Member of the Massachusetts House of Representatives from the Shrewsbury, Worcester district

Personal details
- Born: January 2, 1749 Shrewsbury, Massachusetts
- Died: July 2, 1826 (aged 77) Shrewsbury, Massachusetts
- Spouse(s): Prudence (Bowker) Howe (m. 1771) Candace (Allen) Howe (m. 1819)
- Parent(s): Daniel Howe and Eunice (Taylor) Howe
- Profession: lawyer, state legislator

= Jonah Howe =

American politician

Jonah Howe (1749–1826) was a lawyer and farmer from Shrewsbury, Massachusetts and member of the Massachusetts House of Representatives.

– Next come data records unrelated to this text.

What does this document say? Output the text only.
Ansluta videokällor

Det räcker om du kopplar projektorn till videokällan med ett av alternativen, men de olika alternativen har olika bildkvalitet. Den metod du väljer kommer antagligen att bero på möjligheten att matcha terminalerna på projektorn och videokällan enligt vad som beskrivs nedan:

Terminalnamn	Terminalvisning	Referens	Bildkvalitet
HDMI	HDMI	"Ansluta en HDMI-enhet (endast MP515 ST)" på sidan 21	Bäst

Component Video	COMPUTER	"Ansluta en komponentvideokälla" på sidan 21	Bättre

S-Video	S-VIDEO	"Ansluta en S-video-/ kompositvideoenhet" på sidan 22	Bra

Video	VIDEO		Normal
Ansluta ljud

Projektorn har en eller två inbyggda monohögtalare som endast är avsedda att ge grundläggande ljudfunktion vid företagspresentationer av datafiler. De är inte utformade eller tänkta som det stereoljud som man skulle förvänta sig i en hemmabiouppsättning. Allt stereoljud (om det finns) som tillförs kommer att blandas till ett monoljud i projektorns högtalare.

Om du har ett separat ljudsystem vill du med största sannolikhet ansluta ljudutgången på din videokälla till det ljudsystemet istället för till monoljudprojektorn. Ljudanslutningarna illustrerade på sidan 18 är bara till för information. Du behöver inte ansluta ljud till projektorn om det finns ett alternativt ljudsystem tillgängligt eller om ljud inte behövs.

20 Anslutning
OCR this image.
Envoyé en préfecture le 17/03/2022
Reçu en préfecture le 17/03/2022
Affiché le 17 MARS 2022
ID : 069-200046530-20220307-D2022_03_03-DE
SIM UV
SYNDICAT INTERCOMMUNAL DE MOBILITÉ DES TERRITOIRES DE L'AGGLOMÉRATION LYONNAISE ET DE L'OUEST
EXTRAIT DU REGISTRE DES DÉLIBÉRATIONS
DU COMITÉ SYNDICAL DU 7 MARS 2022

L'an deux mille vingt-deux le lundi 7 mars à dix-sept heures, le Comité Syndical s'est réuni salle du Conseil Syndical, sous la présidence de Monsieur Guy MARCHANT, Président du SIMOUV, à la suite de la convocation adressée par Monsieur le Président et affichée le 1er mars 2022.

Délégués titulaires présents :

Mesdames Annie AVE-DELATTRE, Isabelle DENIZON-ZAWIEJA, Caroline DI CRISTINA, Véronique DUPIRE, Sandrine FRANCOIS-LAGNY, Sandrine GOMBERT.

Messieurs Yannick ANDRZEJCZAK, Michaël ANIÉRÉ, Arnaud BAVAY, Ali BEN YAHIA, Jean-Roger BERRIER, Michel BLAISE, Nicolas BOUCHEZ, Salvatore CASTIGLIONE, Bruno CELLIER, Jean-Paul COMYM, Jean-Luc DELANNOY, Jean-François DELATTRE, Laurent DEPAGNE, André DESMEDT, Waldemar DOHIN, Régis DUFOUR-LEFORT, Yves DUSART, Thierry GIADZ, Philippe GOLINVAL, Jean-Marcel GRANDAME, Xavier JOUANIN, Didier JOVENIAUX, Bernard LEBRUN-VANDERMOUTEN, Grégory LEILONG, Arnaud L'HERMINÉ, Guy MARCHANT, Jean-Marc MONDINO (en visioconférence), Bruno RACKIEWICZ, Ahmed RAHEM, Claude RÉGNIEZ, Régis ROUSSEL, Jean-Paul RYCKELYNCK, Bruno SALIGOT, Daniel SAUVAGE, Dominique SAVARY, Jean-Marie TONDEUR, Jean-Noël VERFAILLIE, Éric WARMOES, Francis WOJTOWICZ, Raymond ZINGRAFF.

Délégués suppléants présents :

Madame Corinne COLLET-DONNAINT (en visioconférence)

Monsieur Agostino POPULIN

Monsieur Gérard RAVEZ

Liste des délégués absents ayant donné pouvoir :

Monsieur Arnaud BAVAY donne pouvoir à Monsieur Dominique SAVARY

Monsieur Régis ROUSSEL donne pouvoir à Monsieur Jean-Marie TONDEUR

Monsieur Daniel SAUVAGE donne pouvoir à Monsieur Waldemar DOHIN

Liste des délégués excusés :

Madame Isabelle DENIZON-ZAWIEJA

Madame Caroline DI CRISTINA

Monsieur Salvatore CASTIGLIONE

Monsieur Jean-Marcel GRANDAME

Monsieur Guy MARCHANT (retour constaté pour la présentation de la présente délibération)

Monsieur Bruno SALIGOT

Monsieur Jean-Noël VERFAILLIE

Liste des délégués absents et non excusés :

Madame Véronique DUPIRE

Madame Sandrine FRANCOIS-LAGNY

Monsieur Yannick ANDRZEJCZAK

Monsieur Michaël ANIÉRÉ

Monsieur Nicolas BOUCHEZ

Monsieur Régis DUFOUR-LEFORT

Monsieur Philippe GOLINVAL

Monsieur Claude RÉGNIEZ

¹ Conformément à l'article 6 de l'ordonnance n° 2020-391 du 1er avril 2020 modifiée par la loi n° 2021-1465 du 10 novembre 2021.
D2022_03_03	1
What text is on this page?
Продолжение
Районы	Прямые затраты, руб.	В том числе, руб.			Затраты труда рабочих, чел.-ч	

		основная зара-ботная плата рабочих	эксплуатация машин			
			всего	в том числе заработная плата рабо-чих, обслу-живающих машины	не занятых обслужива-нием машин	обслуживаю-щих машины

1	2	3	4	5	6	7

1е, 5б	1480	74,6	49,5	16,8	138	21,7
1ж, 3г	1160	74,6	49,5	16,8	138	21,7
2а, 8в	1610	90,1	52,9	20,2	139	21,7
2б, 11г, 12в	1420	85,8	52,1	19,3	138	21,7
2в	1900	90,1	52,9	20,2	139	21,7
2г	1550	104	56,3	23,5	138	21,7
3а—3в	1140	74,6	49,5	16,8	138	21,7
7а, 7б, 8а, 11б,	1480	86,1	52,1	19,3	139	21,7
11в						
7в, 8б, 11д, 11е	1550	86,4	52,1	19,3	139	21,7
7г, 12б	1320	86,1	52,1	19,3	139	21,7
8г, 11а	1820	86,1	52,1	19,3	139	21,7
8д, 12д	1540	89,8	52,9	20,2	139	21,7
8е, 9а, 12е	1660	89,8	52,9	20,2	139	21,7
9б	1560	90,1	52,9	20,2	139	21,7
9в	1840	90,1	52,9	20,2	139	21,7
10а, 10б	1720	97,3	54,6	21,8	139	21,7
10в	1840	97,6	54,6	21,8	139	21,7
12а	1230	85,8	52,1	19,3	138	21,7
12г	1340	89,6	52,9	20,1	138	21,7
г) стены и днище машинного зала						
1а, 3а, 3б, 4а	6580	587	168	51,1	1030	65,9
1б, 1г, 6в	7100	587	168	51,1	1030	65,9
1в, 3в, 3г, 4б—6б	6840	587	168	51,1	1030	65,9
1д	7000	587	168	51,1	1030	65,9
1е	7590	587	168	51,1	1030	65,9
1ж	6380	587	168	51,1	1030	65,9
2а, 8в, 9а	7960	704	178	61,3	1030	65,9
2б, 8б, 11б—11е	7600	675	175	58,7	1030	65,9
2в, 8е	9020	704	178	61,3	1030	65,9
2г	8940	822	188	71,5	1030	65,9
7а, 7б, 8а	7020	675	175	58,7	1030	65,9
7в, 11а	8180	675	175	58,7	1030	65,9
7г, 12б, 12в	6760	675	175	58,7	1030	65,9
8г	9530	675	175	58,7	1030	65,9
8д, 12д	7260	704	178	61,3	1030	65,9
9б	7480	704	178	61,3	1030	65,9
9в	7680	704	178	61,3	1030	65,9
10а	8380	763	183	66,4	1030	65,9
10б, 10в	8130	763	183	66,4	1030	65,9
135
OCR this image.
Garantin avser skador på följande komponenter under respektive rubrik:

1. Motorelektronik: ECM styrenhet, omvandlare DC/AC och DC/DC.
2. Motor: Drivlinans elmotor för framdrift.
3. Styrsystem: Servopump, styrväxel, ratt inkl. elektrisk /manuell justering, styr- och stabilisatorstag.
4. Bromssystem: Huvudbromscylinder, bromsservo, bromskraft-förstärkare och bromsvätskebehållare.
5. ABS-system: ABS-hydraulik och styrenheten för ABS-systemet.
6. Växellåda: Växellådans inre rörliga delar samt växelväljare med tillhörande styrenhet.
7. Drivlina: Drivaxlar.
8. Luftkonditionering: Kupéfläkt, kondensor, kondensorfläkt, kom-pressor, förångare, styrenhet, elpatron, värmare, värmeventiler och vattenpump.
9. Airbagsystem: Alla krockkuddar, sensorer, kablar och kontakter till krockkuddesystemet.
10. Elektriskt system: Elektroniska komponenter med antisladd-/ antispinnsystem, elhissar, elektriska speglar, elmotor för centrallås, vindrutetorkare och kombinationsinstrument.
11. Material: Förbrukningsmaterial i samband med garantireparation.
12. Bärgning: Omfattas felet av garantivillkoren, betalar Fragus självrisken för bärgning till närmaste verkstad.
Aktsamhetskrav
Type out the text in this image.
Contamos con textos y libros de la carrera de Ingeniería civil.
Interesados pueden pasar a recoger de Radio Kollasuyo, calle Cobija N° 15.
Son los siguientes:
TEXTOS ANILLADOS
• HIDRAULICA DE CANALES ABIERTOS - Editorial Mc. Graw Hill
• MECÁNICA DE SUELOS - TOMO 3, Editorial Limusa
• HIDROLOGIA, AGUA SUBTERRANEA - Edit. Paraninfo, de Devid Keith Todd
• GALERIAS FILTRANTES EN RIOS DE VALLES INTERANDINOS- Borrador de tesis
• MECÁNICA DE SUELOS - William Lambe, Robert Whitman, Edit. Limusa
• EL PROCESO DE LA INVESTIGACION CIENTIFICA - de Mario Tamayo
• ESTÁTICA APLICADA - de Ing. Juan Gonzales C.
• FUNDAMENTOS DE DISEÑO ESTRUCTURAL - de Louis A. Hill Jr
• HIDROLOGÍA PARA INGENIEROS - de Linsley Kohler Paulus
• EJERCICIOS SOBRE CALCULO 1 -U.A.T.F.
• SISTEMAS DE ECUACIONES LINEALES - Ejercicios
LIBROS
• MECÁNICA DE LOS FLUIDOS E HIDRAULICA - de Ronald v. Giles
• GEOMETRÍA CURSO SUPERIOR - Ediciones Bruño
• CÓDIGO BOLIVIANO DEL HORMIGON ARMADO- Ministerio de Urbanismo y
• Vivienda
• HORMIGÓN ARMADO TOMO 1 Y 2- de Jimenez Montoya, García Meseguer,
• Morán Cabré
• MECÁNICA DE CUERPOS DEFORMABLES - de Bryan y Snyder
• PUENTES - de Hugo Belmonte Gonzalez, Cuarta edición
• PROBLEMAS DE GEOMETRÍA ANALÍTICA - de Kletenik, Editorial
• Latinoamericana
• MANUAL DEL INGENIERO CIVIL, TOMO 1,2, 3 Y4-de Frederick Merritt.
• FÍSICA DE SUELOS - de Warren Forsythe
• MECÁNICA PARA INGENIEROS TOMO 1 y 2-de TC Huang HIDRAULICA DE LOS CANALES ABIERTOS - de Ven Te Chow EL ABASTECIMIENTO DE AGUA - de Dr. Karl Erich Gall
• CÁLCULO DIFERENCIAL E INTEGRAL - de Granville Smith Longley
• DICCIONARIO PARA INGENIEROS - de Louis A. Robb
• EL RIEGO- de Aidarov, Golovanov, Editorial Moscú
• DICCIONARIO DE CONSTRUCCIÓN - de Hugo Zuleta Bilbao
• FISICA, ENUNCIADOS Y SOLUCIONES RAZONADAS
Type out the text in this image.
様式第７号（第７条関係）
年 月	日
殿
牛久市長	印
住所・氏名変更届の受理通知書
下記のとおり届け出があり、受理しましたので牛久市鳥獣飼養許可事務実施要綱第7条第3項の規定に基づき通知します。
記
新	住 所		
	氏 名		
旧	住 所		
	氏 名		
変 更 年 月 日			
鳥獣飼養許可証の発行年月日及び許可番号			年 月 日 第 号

==Personal background and family relations==
Jonah Howe was born in Shrewsbury, Massachusetts on 2 January 1749 to Daniel Howe (1727-1750) and Eunice (Taylor) Howe (1729-?). He was a lawyer. Jonah Howe, Esq married Prudence Bowker (1751-1795), daughter of Lt. Charles Bowker and Eunice Stone, on 4 July 1771 at Shrewsbury. On 4 June 1819 he married Candace Allen in Shrewsbury. He was elected to the Massachusetts House of Representatives from the Shrewsbury, Worcester District. Howe died at his home in Shrewsbury on 2 July 1826.